Credit: Reuters/David Rae Morris

SAN FRANCISCO (Reuters) - Forty years after the Summer of Love celebrated the free-living ways of the 1960s counterculture, bidders paid more than $1.1 million at auction Tuesday for Grateful Dead memorabilia.

Oddly Enough

A cream-colored 1975 Travis Bean electric guitar belonging to the band's legendary, late lead guitar player, Jerry Garcia, brought in $312,000 in a brisk sale, auction house said.

Enthusiasts also bid $102,000 for an acoustic guitar and $39,000 for a Gibson electric guitar played by Garcia.

One of his leather guitar straps sold for $20,400, or four times its initial asking price, and his flight case filled with guitar picks, strings and other accessories sold for $16,800.

The auction house Bonhams and Butterfields held the auction in San Francisco on behalf of Rudson Shurtliff, son of Lawrence "Ram Rod" Shurtliff, the late road manager and president of the Grateful Dead's corporation.

Formed in the mid-1960s, the Grateful Dead were a San Francisco area legend who rose to fame as the city became a counterculture mecca.
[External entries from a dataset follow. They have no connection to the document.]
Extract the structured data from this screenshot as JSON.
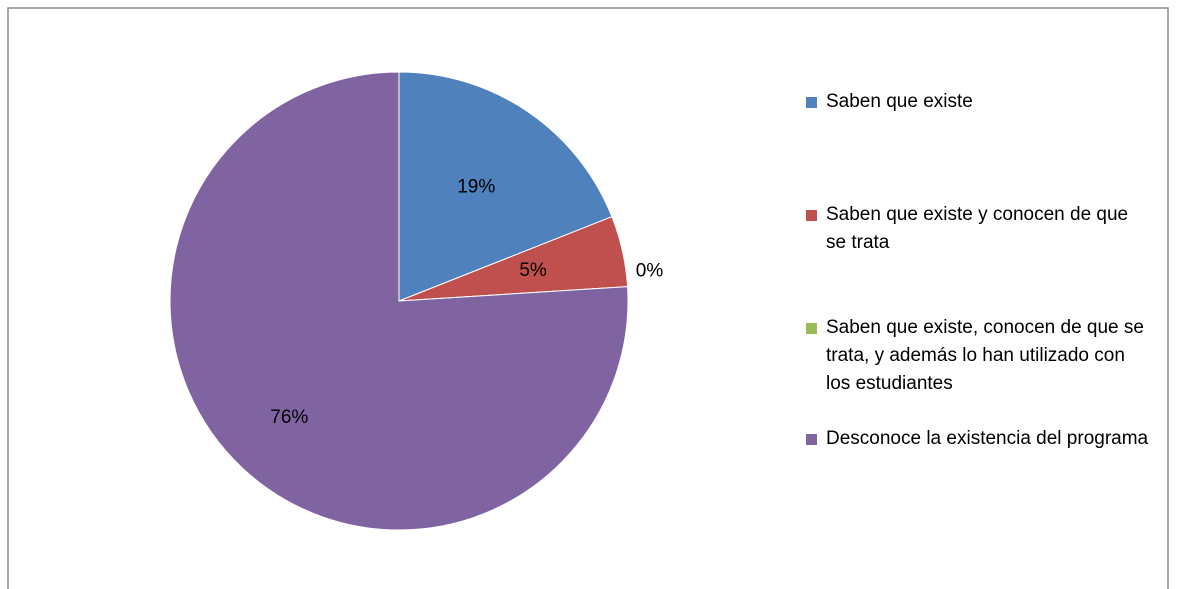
{
  "chart_data": {
    "type": "pie",
    "categories": [
      "Saben que existe",
      "Saben que existe y conocen de que se trata",
      "Saben que existe, conocen de que se trata, y además lo han utilizado con los estudiantes",
      "Desconoce la existencia del programa"
    ],
    "values": [
      19,
      5,
      0,
      76
    ],
    "value_labels": [
      "19%",
      "5%",
      "0%",
      "76%"
    ],
    "colors": [
      "#4f81bd",
      "#c0504d",
      "#9bbb59",
      "#8064a2"
    ],
    "legend": "right"
  }
}
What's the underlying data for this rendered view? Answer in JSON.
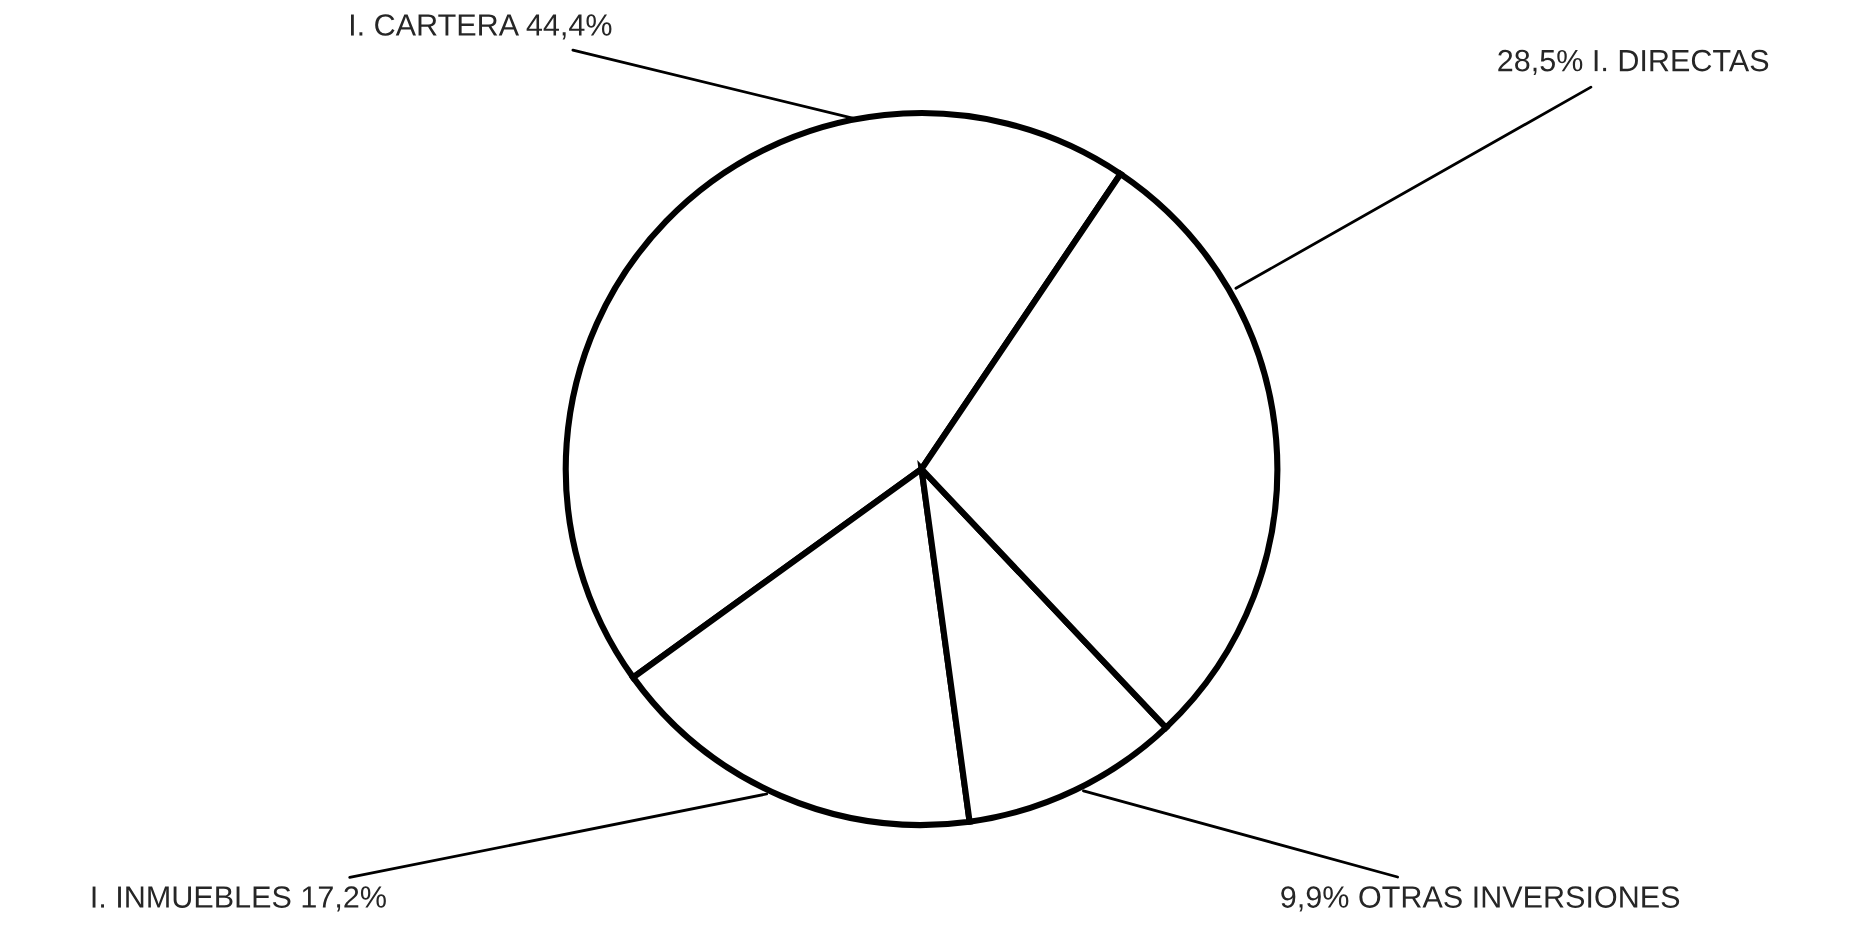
{
  "chart_data": {
    "type": "pie",
    "categories": [
      "I. CARTERA 44,4%",
      "I. INMUEBLES 17,2%",
      "9,9% OTRAS INVERSIONES",
      "28,5% I. DIRECTAS"
    ],
    "values": [
      44.4,
      17.2,
      9.9,
      28.5
    ],
    "colors": [
      "#ffffff",
      "#ffffff",
      "#ffffff",
      "#ffffff"
    ]
  }
}
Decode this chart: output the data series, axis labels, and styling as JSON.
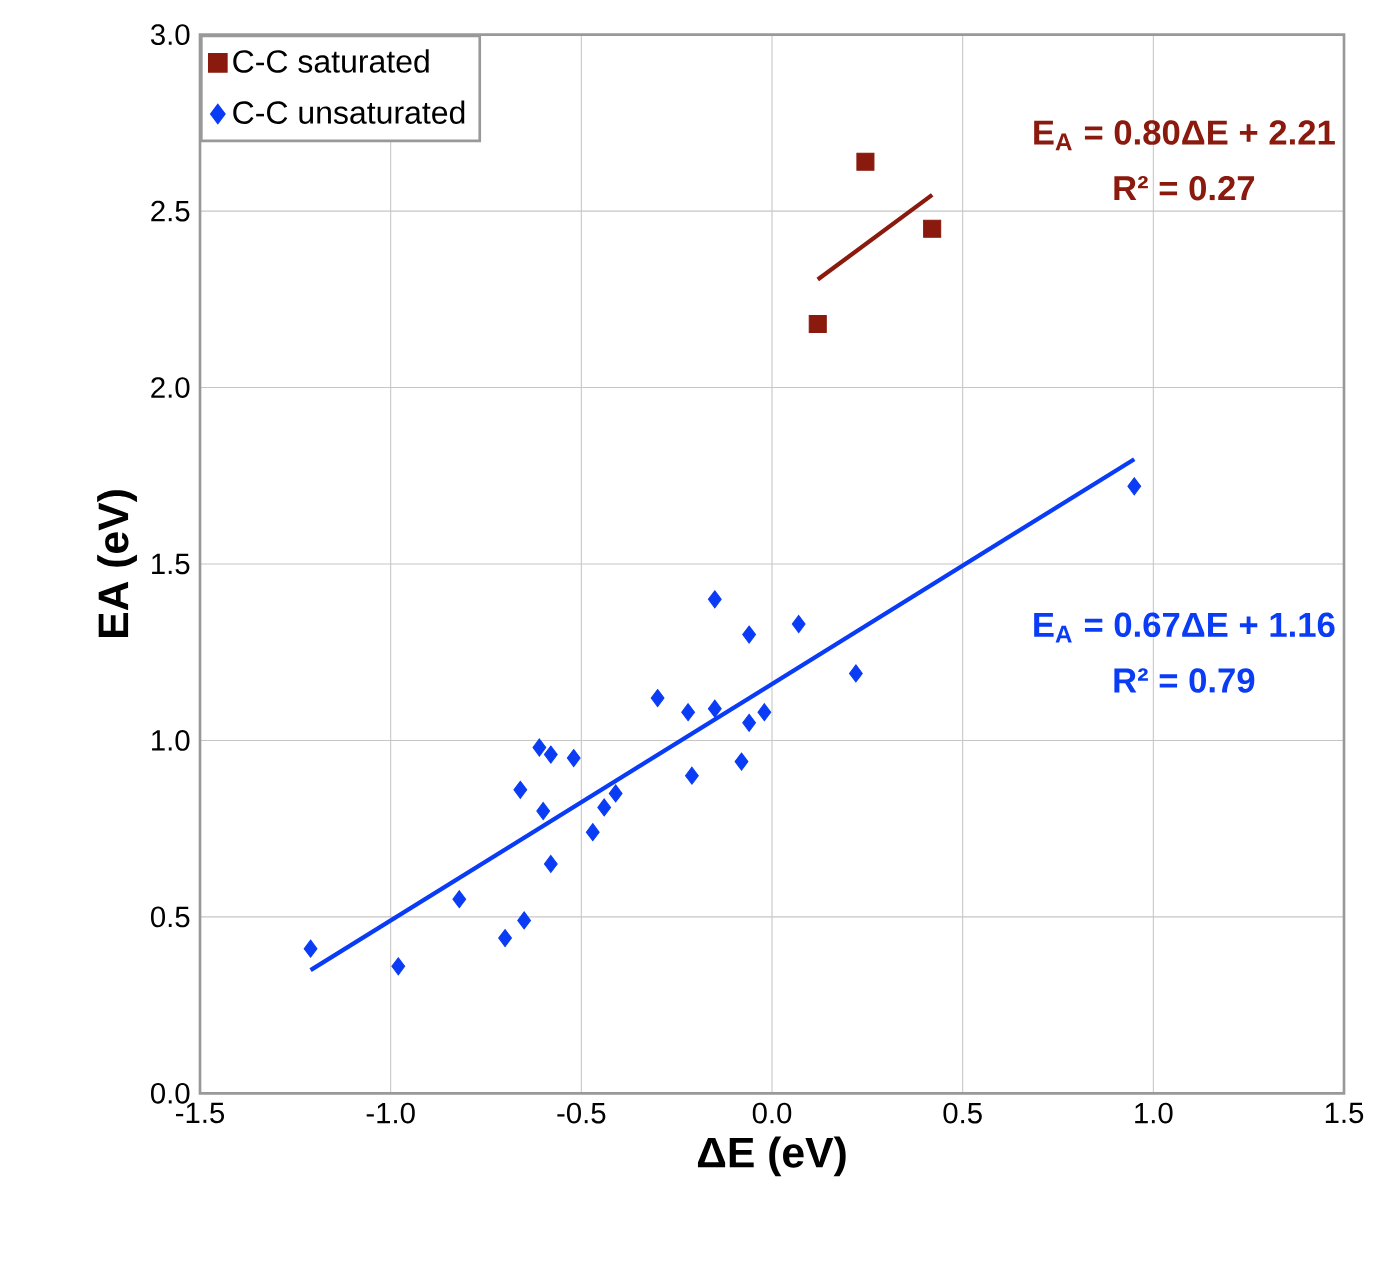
{
  "chart_data": {
    "type": "scatter",
    "xlabel": "ΔE (eV)",
    "ylabel": "EA (eV)",
    "xlim": [
      -1.5,
      1.5
    ],
    "xticks": [
      {
        "value": -1.5,
        "label": "-1.5"
      },
      {
        "value": -1.0,
        "label": "-1.0"
      },
      {
        "value": -0.5,
        "label": "-0.5"
      },
      {
        "value": 0,
        "label": "0.0"
      },
      {
        "value": 0.5,
        "label": "0.5"
      },
      {
        "value": 1.0,
        "label": "1.0"
      },
      {
        "value": 1.5,
        "label": "1.5"
      }
    ],
    "ylim": [
      0,
      3
    ],
    "yticks": [
      {
        "value": 0,
        "label": "0.0"
      },
      {
        "value": 0.5,
        "label": "0.5"
      },
      {
        "value": 1.0,
        "label": "1.0"
      },
      {
        "value": 1.5,
        "label": "1.5"
      },
      {
        "value": 2.0,
        "label": "2.0"
      },
      {
        "value": 2.5,
        "label": "2.5"
      },
      {
        "value": 3.0,
        "label": "3.0"
      }
    ],
    "grid": true,
    "legend": "top left",
    "series": [
      {
        "name": "C-C saturated",
        "marker": "square",
        "color": "#8b1a0e",
        "x": [
          0.245,
          0.42,
          0.12
        ],
        "values": [
          2.64,
          2.45,
          2.18
        ]
      },
      {
        "name": "C-C unsaturated",
        "marker": "diamond",
        "color": "#0a3cf5",
        "x": [
          -1.21,
          -0.98,
          -0.82,
          -0.7,
          -0.65,
          -0.66,
          -0.61,
          -0.58,
          -0.52,
          -0.6,
          -0.58,
          -0.47,
          -0.44,
          -0.41,
          -0.3,
          -0.22,
          -0.21,
          -0.15,
          -0.15,
          -0.06,
          0.07,
          -0.08,
          -0.06,
          -0.02,
          0.22,
          0.95
        ],
        "values": [
          0.41,
          0.36,
          0.55,
          0.44,
          0.49,
          0.86,
          0.98,
          0.96,
          0.95,
          0.8,
          0.65,
          0.74,
          0.81,
          0.85,
          1.12,
          1.08,
          0.9,
          1.09,
          1.4,
          1.3,
          1.33,
          0.94,
          1.05,
          1.08,
          1.19,
          1.72
        ]
      },
      {
        "type": "line",
        "marker": "none",
        "color": "#8b1a0e",
        "x": [
          0.12,
          0.42
        ],
        "values": [
          2.306,
          2.546
        ]
      },
      {
        "type": "line",
        "marker": "none",
        "color": "#0a3cf5",
        "x": [
          -1.21,
          0.95
        ],
        "values": [
          0.349,
          1.797
        ]
      }
    ],
    "annotations": [
      "E$_{A}$ = 0.80ΔE + 2.21",
      "R² = 0.27",
      "E$_{A}$ = 0.67ΔE + 1.16",
      "R² = 0.79"
    ]
  }
}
The band often gave free concerts, including several during the 1967 "Summer of Love" in which thousands with little money flocked to San Francisco.

"Overall it was a very good sale," said Margaret Barrett, director of the entertainment memorabilia department at Bonhams and Butterfields. "I think the bidders were excited."

Last month Jimi Hendrix's 1966 Red Fender Mustang guitar sold for $400,000 and the Gibson Les Paul guitar of U2's The Edge fetched $240,000 at an auction.